Les robots, nouveaux fermiers de la Chine ?

La population chinoise comptera bientôt 1,4 milliards d’habitants et autant de bouches à nourrir. Face à une agriculture vieillissante et peu rentable, le gouvernement réalise de lourds investissements dans les technologies agricoles permettant à l’offre et aux infrastructures de satisfaire cette demande.

Au vu des nouvelles habitudes alimentaires de ses 1,4 milliard d’habitants, la Chine en a grandement besoin. Avec l’amélioration de leur niveau de vie, les Chinois changent leur régime alimentaire. Selon Usbek et Rica, la consommation de produits laitiers a été multipliée par six dans les zones rurales entre 1995 et 2010, et la consommation de viande par trois entre 1990 et 2016.

Des besoins alimentaires croissants

Ce changement d’habitudes alimentaires nécessite soit d’importer des denrées alimentaires – ce que le pays honnit – soit de changer et d’intensifier les activités fermières et la production agricole. En effet, élever plus d’animaux suppose de faire pousser davantage de céréales pour les nourrir, ce que les paysans chinois ne sont pas en mesure de faire. 

Du fait de leurs technologies bien trop rudimentaires, les paysans, eux-mêmes vieillissants, sont en effet incapables d’assurer une productivité agricole accrue. Le gouvernement les aide donc à se munir de technologies telles que des tracteurs et drones autonomes capables de travailler la terre et d’appliquer des pesticides, herbicides et fertilisants.

drones aspergeant une rizière de produits phytosanitaires
Pour adapter les productions agricoles aux nouvelles habitudes alimentaires de la population, le gouvernement chinois entend déployer drones et tracteurs autonomes dans les fermes du pays. Image par Zapp2Photo

La technologie au service de l’agriculture

Pour répondre au défi démographique de son pays, la Chine mise donc sur l’automatisation. Après s’être attaqué à l’automatisation de ses usines avec le plan Made In China 2025, adopté en 2015, le gouvernement chinois entend moderniser les fermes de son pays. De nouvelles solutions technologiques sont en train d’éclore dans l’ensemble du pays pour garantir la sécurité alimentaire et donner aux agriculteurs une plus grande liberté économique.

La robotisation de l’agriculture est l’une des pistes envisagées. Des robots sont ainsi déployés dans les petites fermes familiales du pays pour les rendre complètement autonomes afin d’assurer de meilleurs rendements agricoles, révèle Usbek et Rica. Ce plan sera d’abord testé dans la région de Jiangsu, à l’est du pays, où un programme pilote sur sept ans a été annoncé en juin 2018.

En parallèle, l’intelligence artificielle permet aux agriculteurs de rationaliser leur travail et améliorer leur efficacité.

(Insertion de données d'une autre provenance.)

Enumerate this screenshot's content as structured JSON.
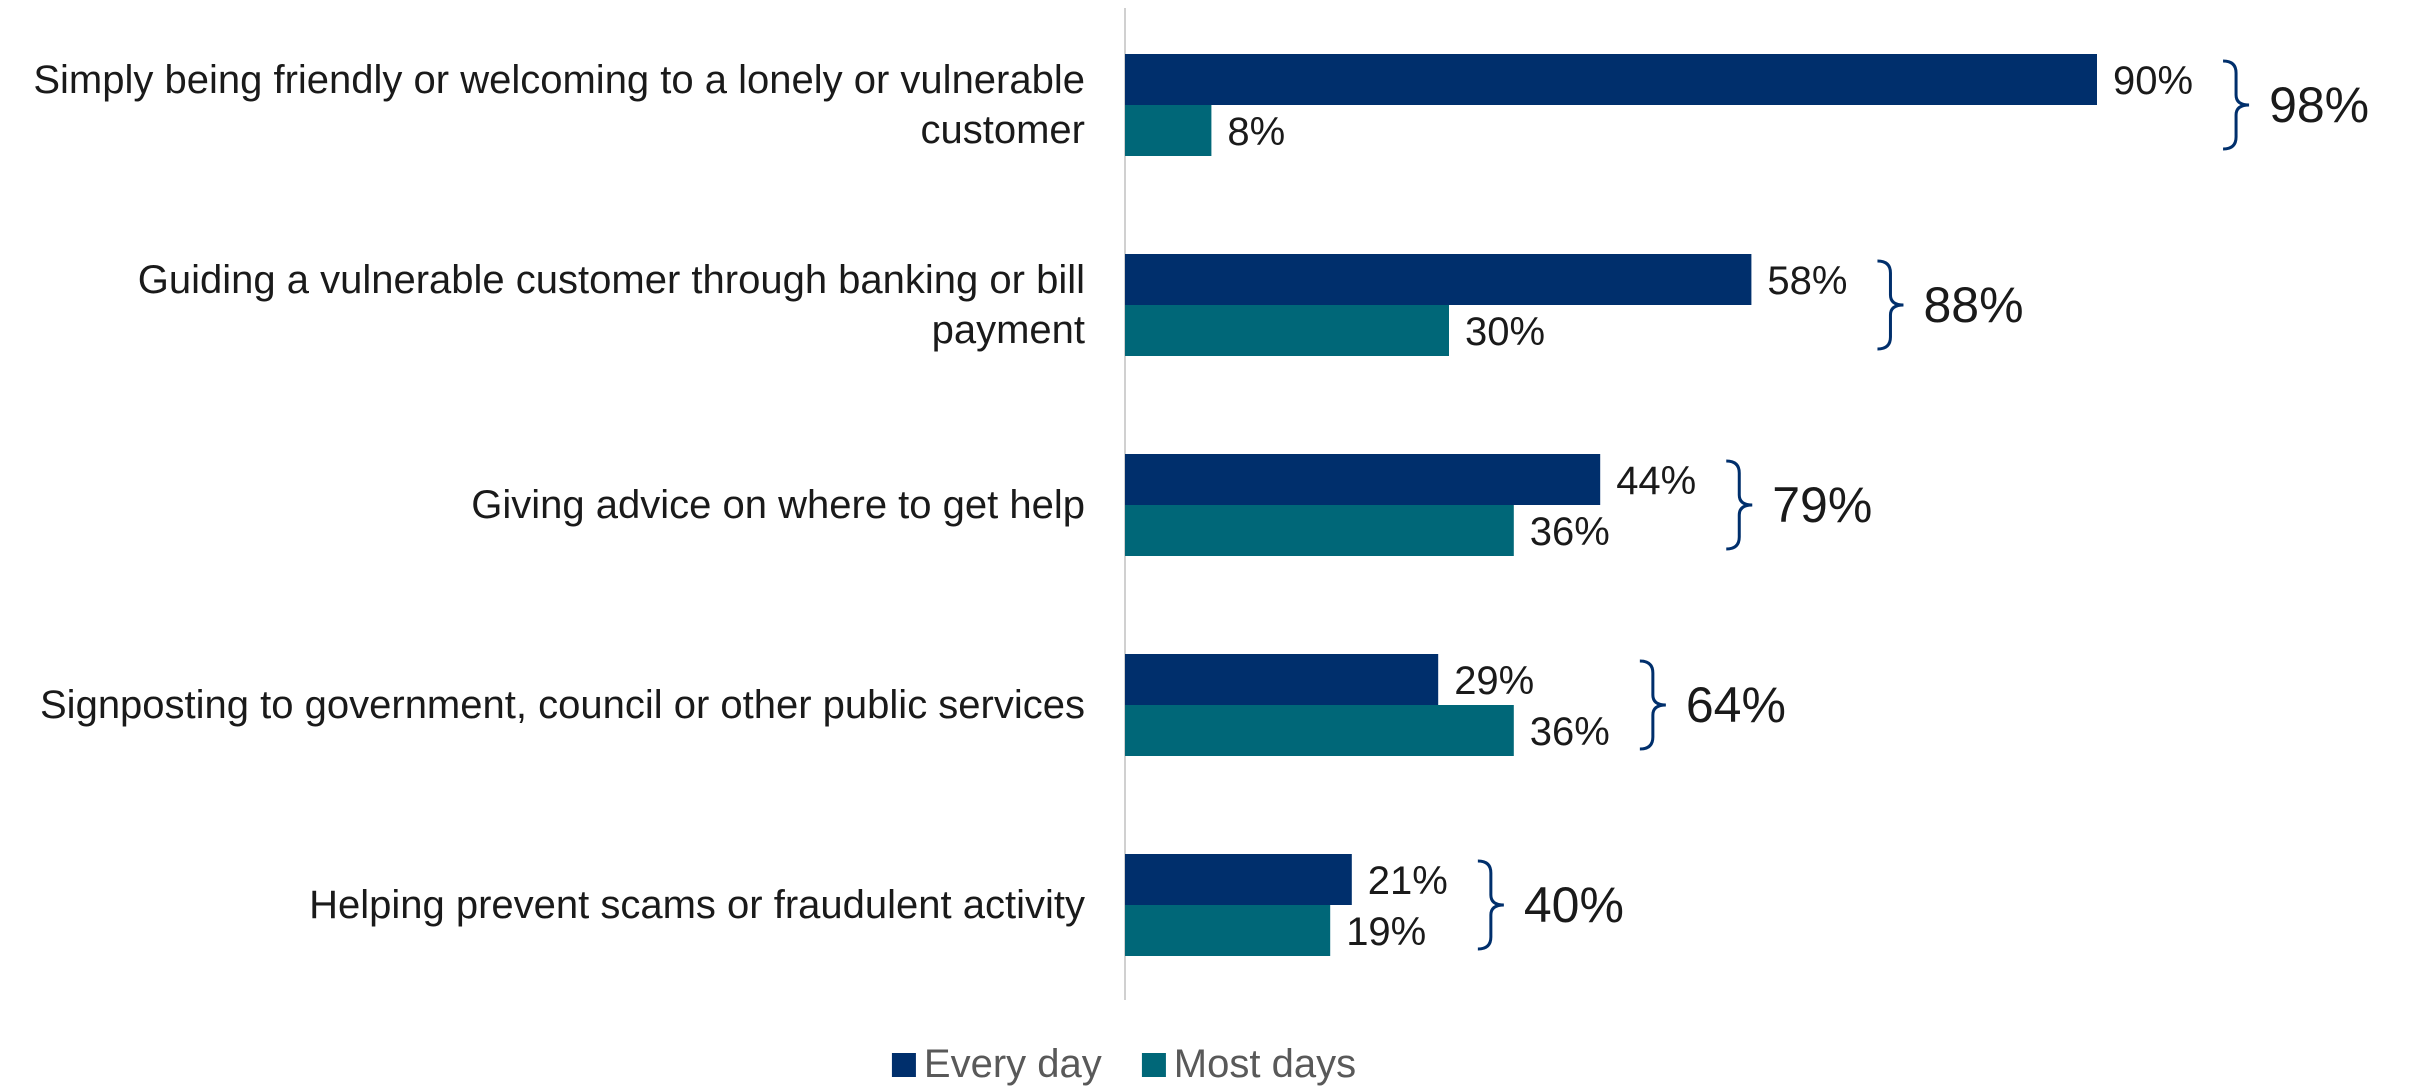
{
  "chart_data": {
    "type": "grouped-hbar",
    "categories": [
      "Simply being friendly or welcoming to a lonely or vulnerable customer",
      "Guiding a vulnerable customer through banking or bill payment",
      "Giving advice on where to get help",
      "Signposting to government, council or other public services",
      "Helping prevent scams or fraudulent activity"
    ],
    "series": [
      {
        "name": "Every day",
        "color": "#002f6c",
        "values": [
          90,
          58,
          44,
          29,
          21
        ],
        "value_labels": [
          "90%",
          "58%",
          "44%",
          "29%",
          "21%"
        ]
      },
      {
        "name": "Most days",
        "color": "#006778",
        "values": [
          8,
          30,
          36,
          36,
          19
        ],
        "value_labels": [
          "8%",
          "30%",
          "36%",
          "36%",
          "19%"
        ]
      }
    ],
    "totals": {
      "values": [
        98,
        88,
        79,
        64,
        40
      ],
      "value_labels": [
        "98%",
        "88%",
        "79%",
        "64%",
        "40%"
      ],
      "color": "#002f6c"
    },
    "xlim": [
      0,
      100
    ]
  }
}
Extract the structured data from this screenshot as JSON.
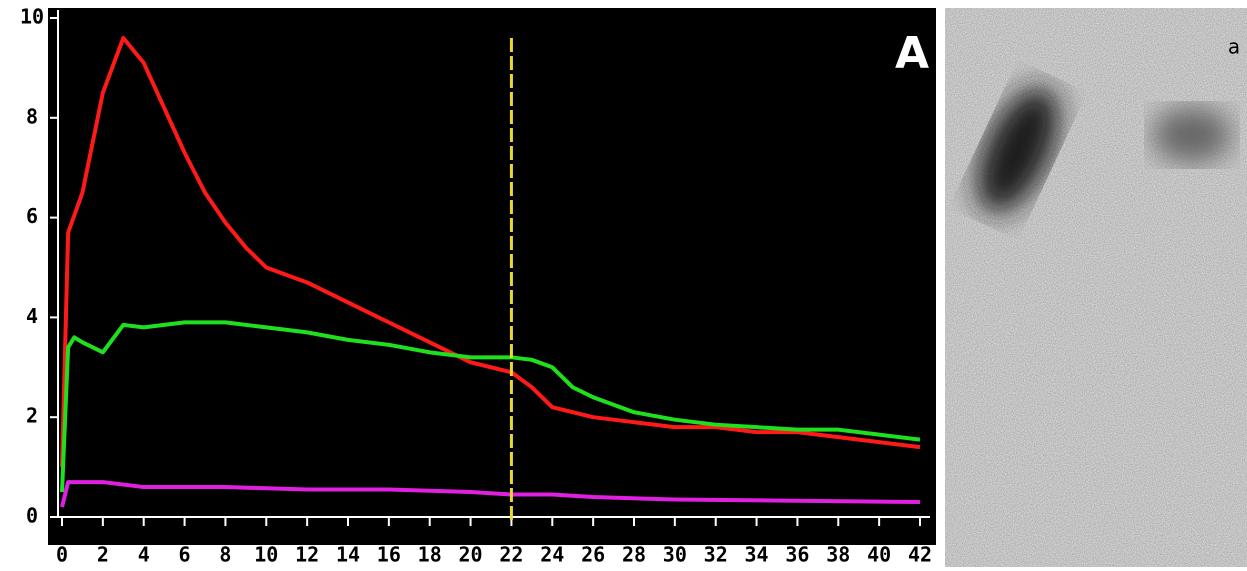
{
  "chart_data": {
    "type": "line",
    "annotation": "A",
    "xlim": [
      0,
      42
    ],
    "ylim": [
      0,
      10
    ],
    "xticks": [
      0,
      2,
      4,
      6,
      8,
      10,
      12,
      14,
      16,
      18,
      20,
      22,
      24,
      26,
      28,
      30,
      32,
      34,
      36,
      38,
      40,
      42
    ],
    "yticks": [
      0,
      2,
      4,
      6,
      8,
      10
    ],
    "series": [
      {
        "color": "#ff1a1a",
        "x": [
          0,
          0.3,
          1,
          2,
          3,
          4,
          5,
          6,
          7,
          8,
          9,
          10,
          12,
          14,
          16,
          18,
          20,
          22,
          23,
          24,
          26,
          28,
          30,
          32,
          34,
          36,
          38,
          40,
          42
        ],
        "values": [
          1,
          5.7,
          6.5,
          8.5,
          9.6,
          9.1,
          8.2,
          7.3,
          6.5,
          5.9,
          5.4,
          5.0,
          4.7,
          4.3,
          3.9,
          3.5,
          3.1,
          2.9,
          2.6,
          2.2,
          2.0,
          1.9,
          1.8,
          1.8,
          1.7,
          1.7,
          1.6,
          1.5,
          1.4
        ]
      },
      {
        "color": "#1ee01e",
        "x": [
          0,
          0.3,
          0.6,
          1,
          2,
          3,
          4,
          6,
          8,
          10,
          12,
          14,
          16,
          18,
          20,
          22,
          23,
          24,
          25,
          26,
          28,
          30,
          32,
          34,
          36,
          38,
          40,
          42
        ],
        "values": [
          0.5,
          3.4,
          3.6,
          3.5,
          3.3,
          3.85,
          3.8,
          3.9,
          3.9,
          3.8,
          3.7,
          3.55,
          3.45,
          3.3,
          3.2,
          3.2,
          3.15,
          3.0,
          2.6,
          2.4,
          2.1,
          1.95,
          1.85,
          1.8,
          1.75,
          1.75,
          1.65,
          1.55
        ]
      },
      {
        "color": "#e020e0",
        "x": [
          0,
          0.3,
          2,
          4,
          8,
          12,
          16,
          20,
          22,
          24,
          26,
          30,
          42
        ],
        "values": [
          0.2,
          0.7,
          0.7,
          0.6,
          0.6,
          0.55,
          0.55,
          0.5,
          0.45,
          0.45,
          0.4,
          0.35,
          0.3
        ]
      }
    ],
    "vline": {
      "x": 22,
      "color": "#e8d830"
    }
  },
  "image": {
    "label": "a"
  }
}
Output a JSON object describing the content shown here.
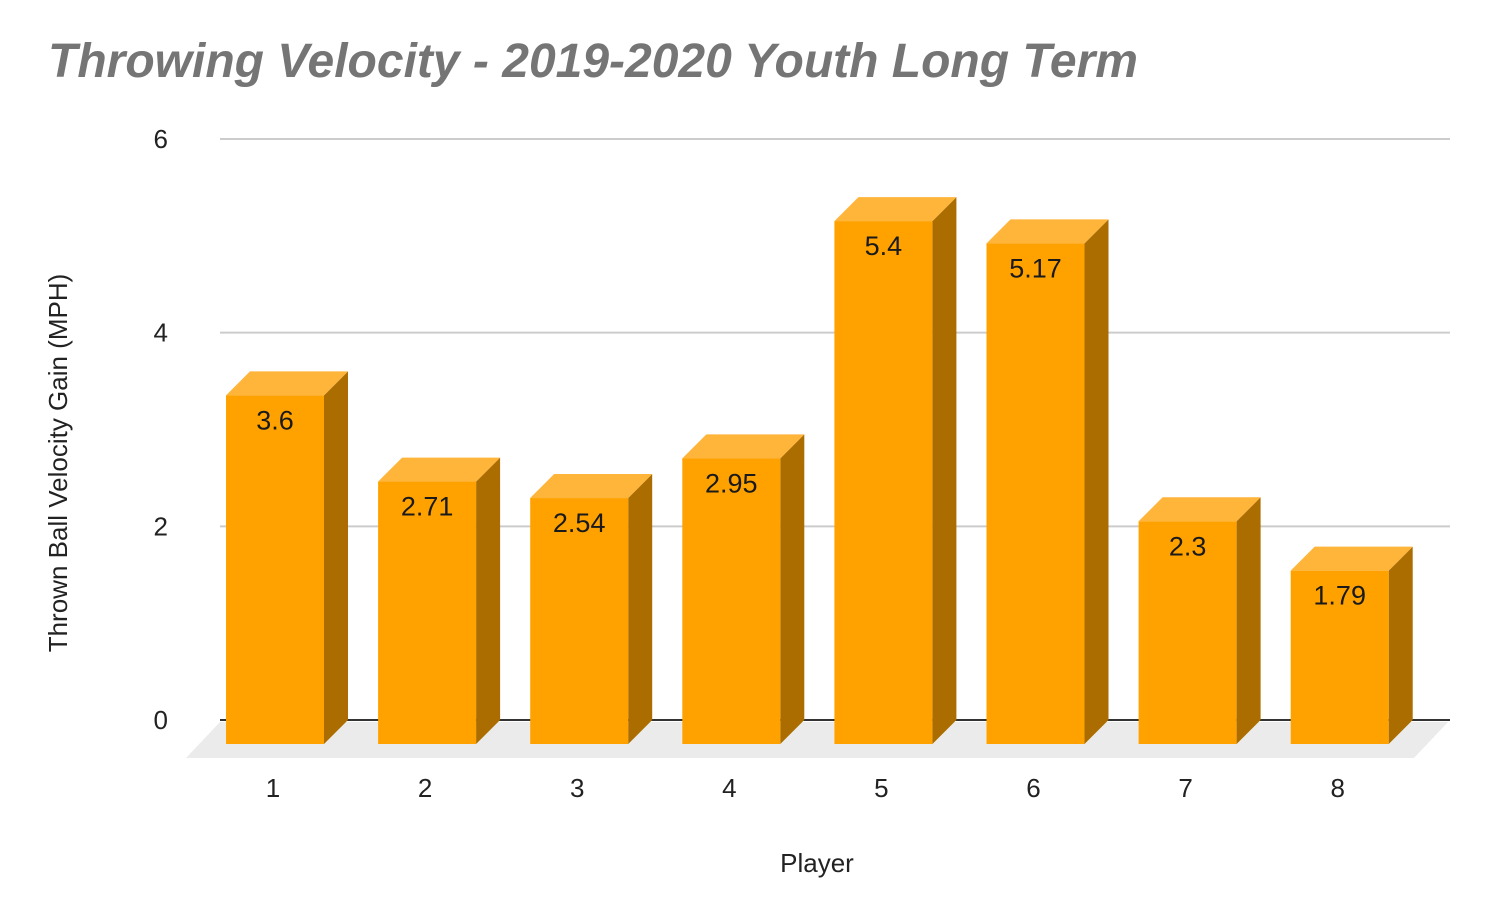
{
  "chart_data": {
    "type": "bar",
    "title": "Throwing Velocity - 2019-2020 Youth Long Term",
    "xlabel": "Player",
    "ylabel": "Thrown Ball Velocity Gain (MPH)",
    "categories": [
      "1",
      "2",
      "3",
      "4",
      "5",
      "6",
      "7",
      "8"
    ],
    "values": [
      3.6,
      2.71,
      2.54,
      2.95,
      5.4,
      5.17,
      2.3,
      1.79
    ],
    "data_labels": [
      "3.6",
      "2.71",
      "2.54",
      "2.95",
      "5.4",
      "5.17",
      "2.3",
      "1.79"
    ],
    "ylim": [
      0,
      6
    ],
    "yticks": [
      0,
      2,
      4,
      6
    ],
    "ytick_labels": [
      "0",
      "2",
      "4",
      "6"
    ],
    "grid": true,
    "style": "3d-bar",
    "colors": {
      "bar_front": "#FFA200",
      "bar_top": "#FFB43A",
      "bar_side": "#AB6D00",
      "floor": "#EBEBEB",
      "gridline": "#CCCCCC",
      "baseline": "#333333",
      "title": "#757575"
    }
  }
}
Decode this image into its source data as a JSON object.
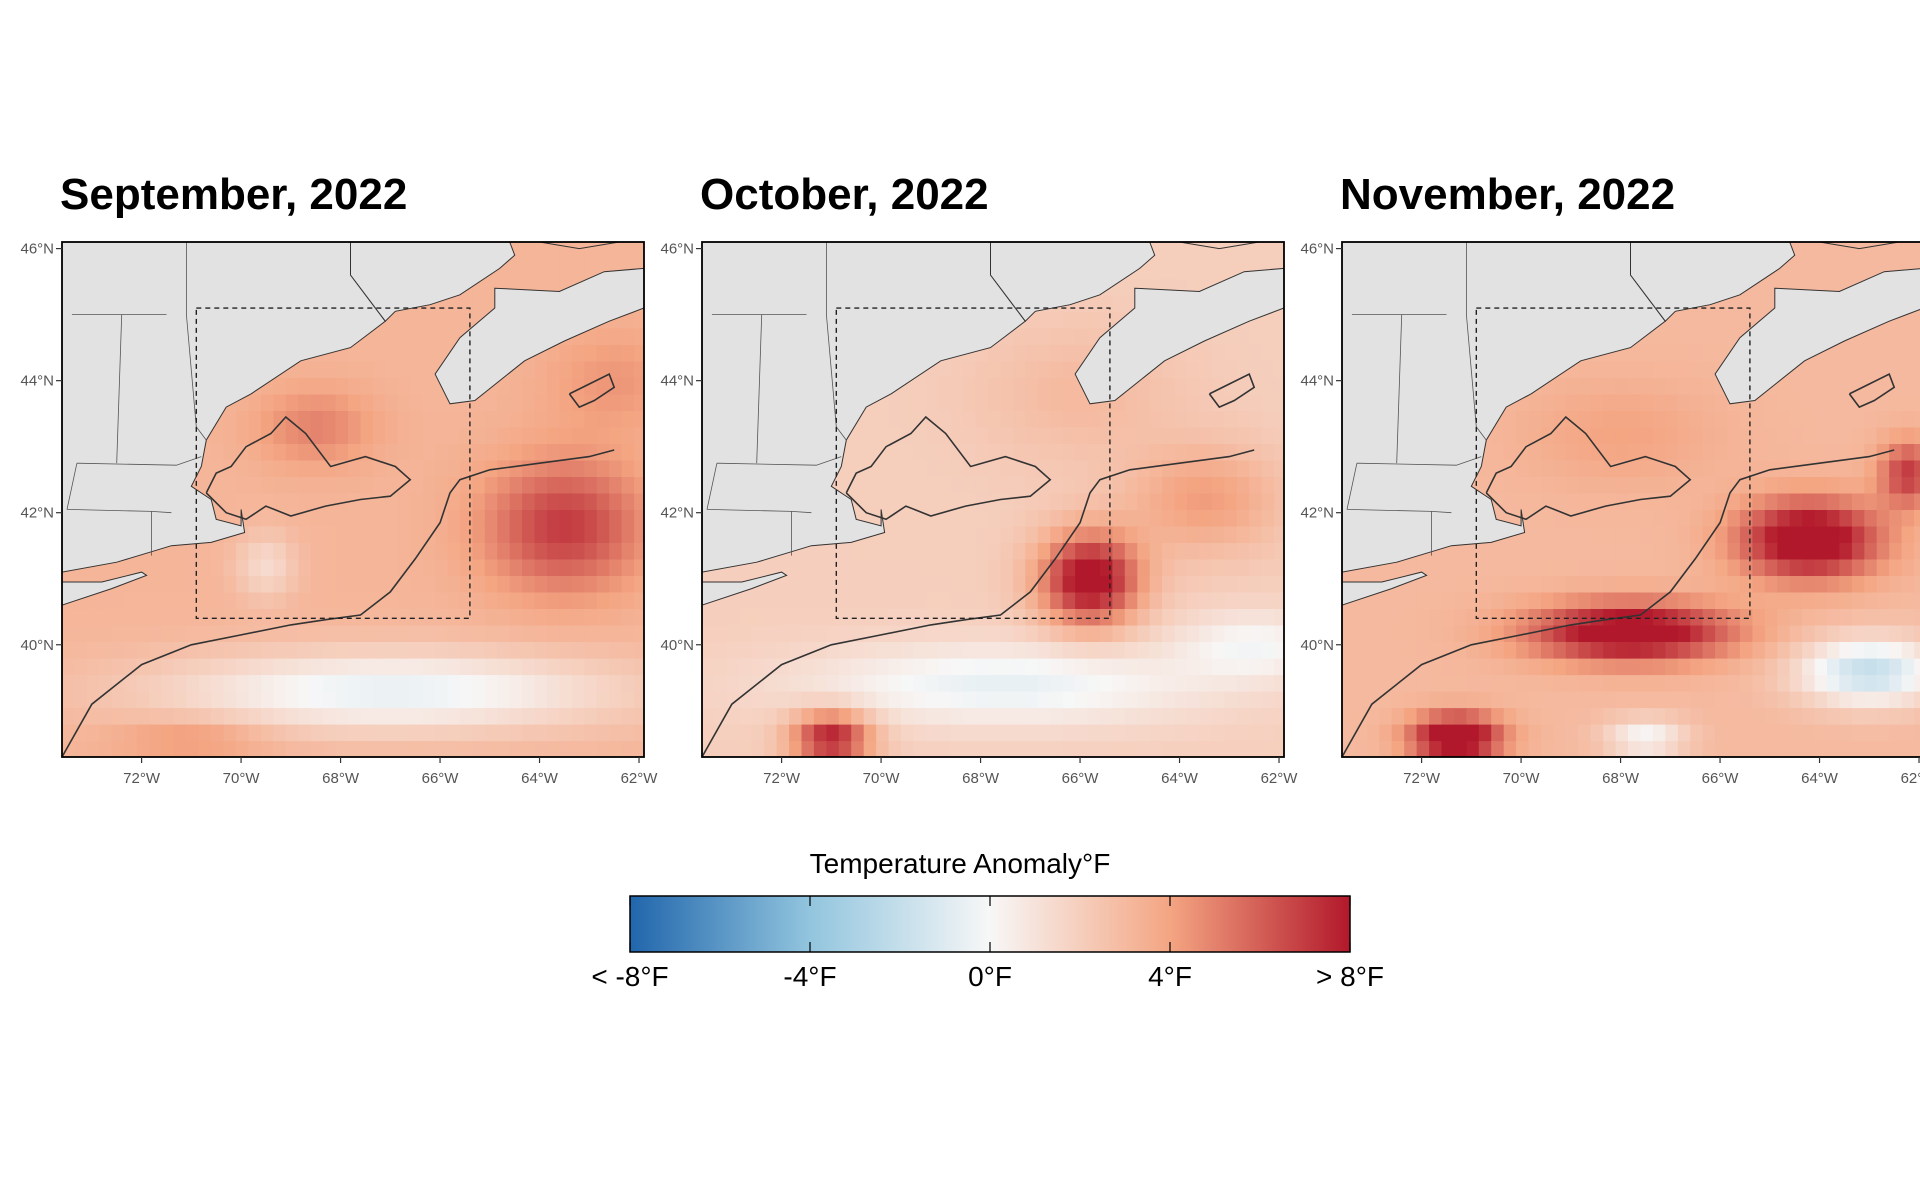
{
  "panels": [
    {
      "title": "September, 2022",
      "pattern": "sep"
    },
    {
      "title": "October, 2022",
      "pattern": "oct"
    },
    {
      "title": "November, 2022",
      "pattern": "nov"
    }
  ],
  "lon_ticks": [
    "72°W",
    "70°W",
    "68°W",
    "66°W",
    "64°W",
    "62°W"
  ],
  "lat_ticks": [
    "46°N",
    "44°N",
    "42°N",
    "40°N"
  ],
  "map_extent": {
    "lon": [
      -73.6,
      -61.9
    ],
    "lat": [
      38.3,
      46.1
    ]
  },
  "study_box": {
    "lon": [
      -70.9,
      -65.4
    ],
    "lat": [
      40.4,
      45.1
    ]
  },
  "legend": {
    "title": "Temperature Anomaly°F",
    "labels": [
      "< -8°F",
      "-4°F",
      "0°F",
      "4°F",
      "> 8°F"
    ],
    "values": [
      -8,
      -4,
      0,
      4,
      8
    ],
    "colors": [
      "#2166ac",
      "#92c5de",
      "#f7f7f7",
      "#f4a582",
      "#b2182b"
    ]
  },
  "colors": {
    "land": "#e2e2e2",
    "coast": "#333333",
    "frame": "#000000"
  }
}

L’année dernière, Alibaba a annoncé le lancement du « ET Agricultural Brain », une application soutenue par l’impressionnante infrastructure informatique de l’entreprise qui permet aux agriculteurs d’étudier et d’optimiser leurs cycles de production, et ainsi réduire leurs coûts de production. « L’introduction de l’intelligence agricole basée sur le cloud ​​vise à aider les agriculteurs chinois à augmenter leurs rendements agricoles, par exemple en les aidant à potentiellement gagner 1 000 dollars (880 euros) pour le riz par acre de terre« , a ainsi déclaré Simon Hu, le président d’Alibaba Cloud.

Des scientifiques chinois ont également fait des découvertes prometteuses, notamment sur les variétés de riz à haut rendement et les cultures génétiquement résistantes à certains types de maladies et d’insectes. Les développements ultérieurs dans le domaine de la vaccination sont également significatifs. Par exemple, les vaccins protégeant le bétail contre le virus H7N9 de la grippe aviaire se sont révélés efficaces. L’utilisation de l’IA et des big data est également utilisée pour gérer plus efficacement les ressources en eau, lutter contre la pollution et favoriser le recyclage des déchets agricoles.

Dans les années à venir, l’application de ces technologies modifiera considérablement la manière dont le pays fabrique ses aliments et les distribue à la plus grande population du monde. Le pays est déjà bien avancé, selon le rapport de la CAAS, qui indique que ces processus technologiques ont contribué à 57,5% de la croissance agricole de la Chine l’an dernier.

L’utilisation de technologies de pointe peut être un fer de lance de l’agriculture chinoise, mais représente aussi la mise au ban de millions de paysans en activité. Ces derniers pourront-ils se reconvertir ? Dans tous les cas, l’automatisation de l’agriculture est bien entamée et s’adapter à ces technologies émergentes est donc un impératif pour les agriculteurs.